2022 Annual Meeting
(621g) An End-to-End Workflow for Diverse Transition State Conformer Generation Using Machine Learning
Authors
In this study, we developed an end-to-end workflow that converts reaction SMILES into a set of transition state conformers. It chains together five steps: reactant/product geometry generation, TS geometry guess generation, pre-screening, optimization, and verification.

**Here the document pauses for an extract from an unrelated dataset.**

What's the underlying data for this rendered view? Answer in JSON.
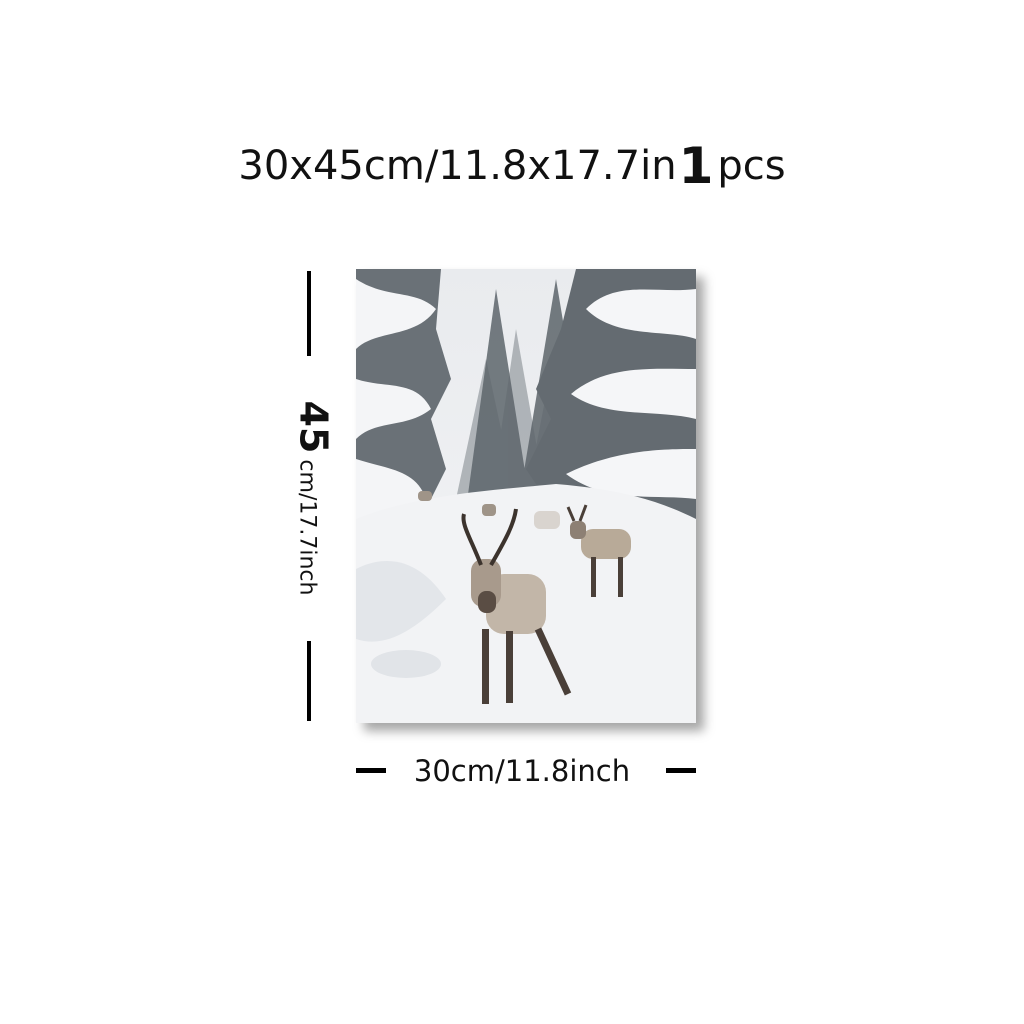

The core of the workflow is an equivariant graph neural network (TS-EGNN) model that yields TS geometries equivariant to the input reactant with respect to translation and external and internal rotation. It allows generated TSs to inherit the conformer diversity from the input reactant and product whose conformer diversity can be more easily achieved. Further, we trained a machine learning model to pre-screen guesses not on the reaction path to reduce the computational burden of failed optimization and verification attempts and identified xTB as an affordable alternative to the density functional theory (DFT) for high-throughput TS optimization and verification. Finally, we developed a modularized, objective-oriented, and user-friendly package to integrate the workflow.
The proposed workflow allows the rapid generation of diverse TS conformers. It can contribute to creating large datasets for transition states geometries, beneficial for developing future data-driven approaches; it also acts as a handy tool liberating computational chemists from laboriously hand-crafting TS geometries.